Lives in Cricket No 6 - Bill Copson

Chapter Four Australia and New Zealand All was now set for what was to be, for Bill Copson, the almost unbelievable magic of selection for the MCC team chosen to tour Australia to try to recover The Ashes, which had been surrendered in 1934. Just over four years previously he had been hewing coal underground and had hardly, if ever, ventured away from his native Derbyshire. Away from his usual winter employment with the Clay Cross Company, he was travelling abroad for the first time in his life, meeting people from all walks of life and visiting places about which he could only have read and never dreamed that he would see.
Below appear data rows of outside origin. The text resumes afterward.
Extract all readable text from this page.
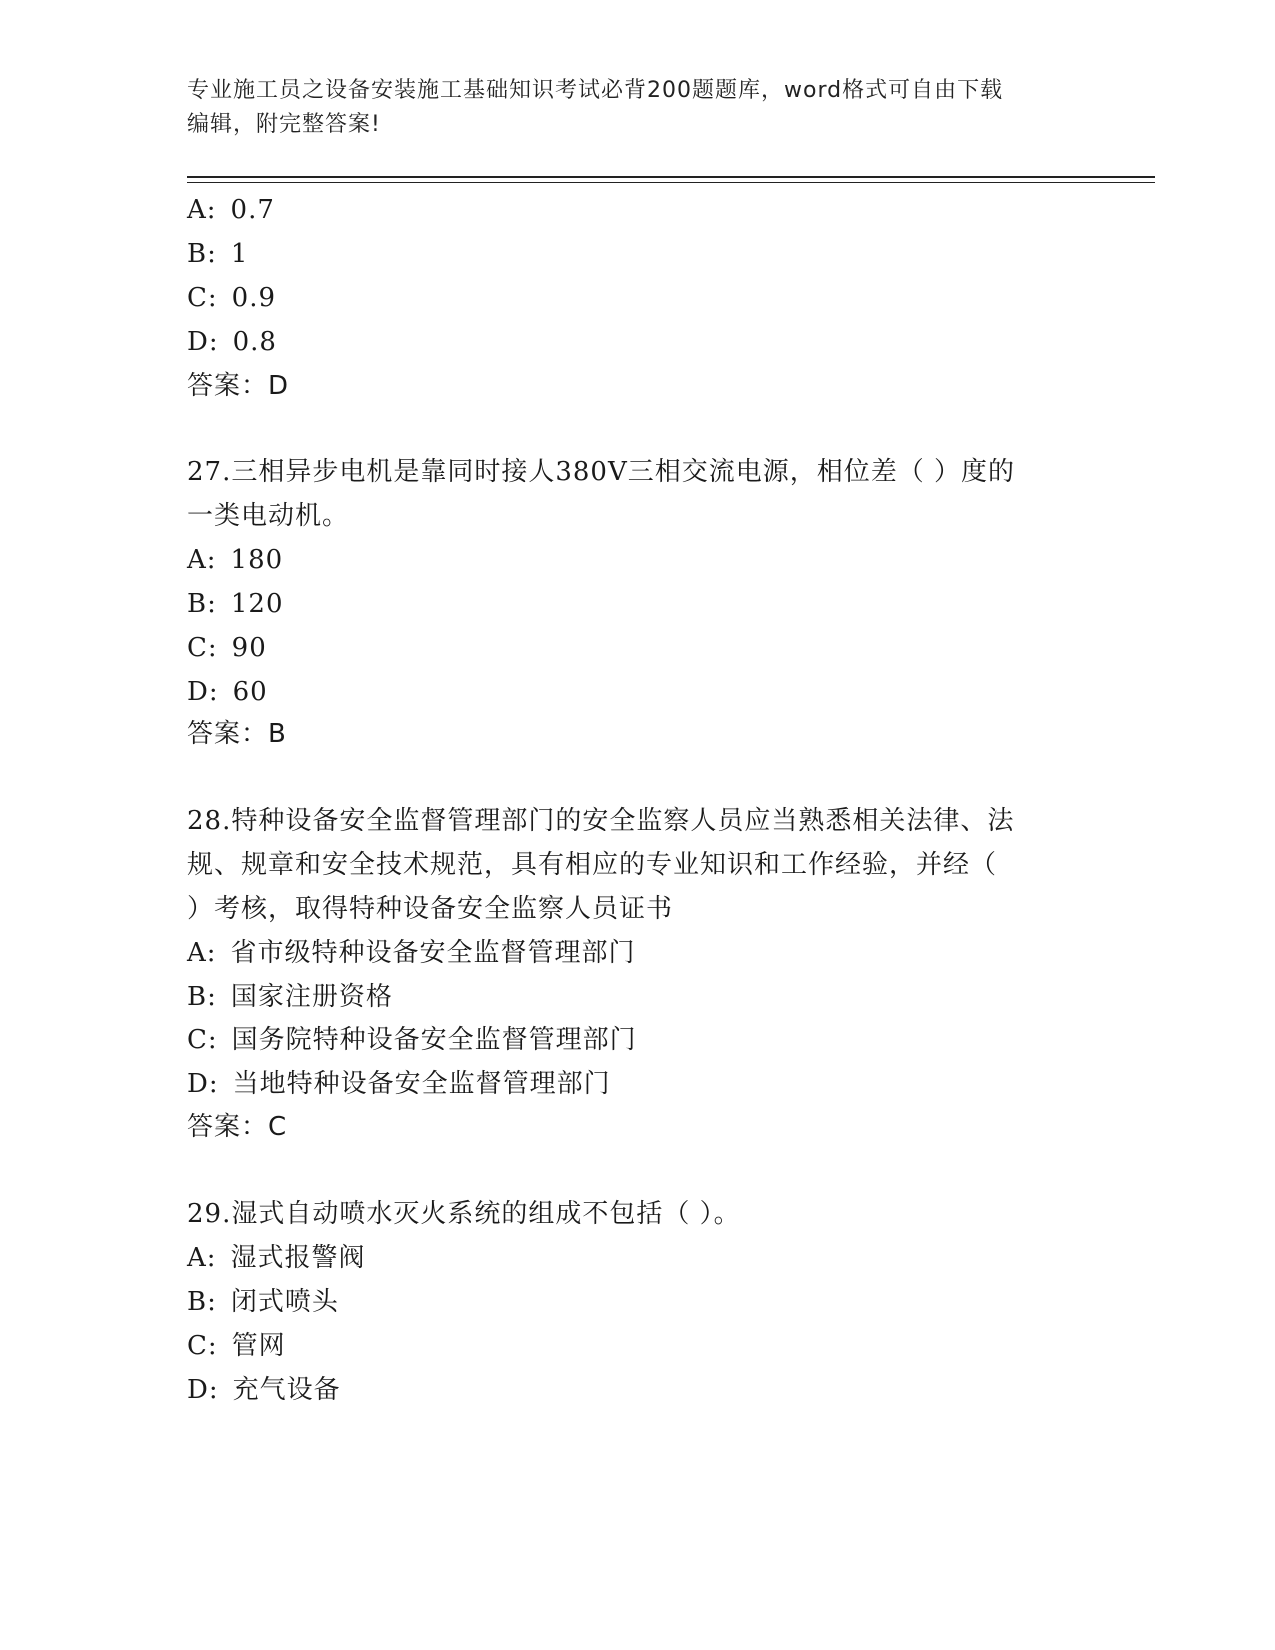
专业施工员之设备安装施工基础知识考试必背200题题库，word格式可自由下载
编辑，附完整答案!
A: 0.7
B: 1
C: 0.9
D: 0.8
答案：D
27.三相异步电机是靠同时接人380V三相交流电源，相位差（ ）度的
一类电动机。
A: 180
B: 120
C: 90
D: 60
答案：B
28.特种设备安全监督管理部门的安全监察人员应当熟悉相关法律、法
规、规章和安全技术规范，具有相应的专业知识和工作经验，并经（
）考核，取得特种设备安全监察人员证书
A: 省市级特种设备安全监督管理部门
B: 国家注册资格
C: 国务院特种设备安全监督管理部门
D: 当地特种设备安全监督管理部门
答案：C
29.湿式自动喷水灭火系统的组成不包括（ ）。
A: 湿式报警阀
B: 闭式喷头
C: 管网
D: 充气设备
The tour was an extremely long one and involved Bill, a newly married man, being away from home for over seven months in the days when the only means of contact with loved ones at home was by the written word or in an emergency by telegraph with its curt language. This is, of course, a tremendous contrast to today’s continuous electronic communication, where touring cricketers can be whisked home by air when domestic crises occur or to be present at the births of their children. Kenneth Farnes’ mother died during the early part of the tour, but there would have been no question of his being allowed to return home even had he so wanted. Certainly as late as 1954 this view still prevailed when Colin Cowdrey’s father died while the MCC were on their way by ship to Australia. 33 Bill Copson’s 1936 passport photo: it made no difference to the outcome of the Ashes series.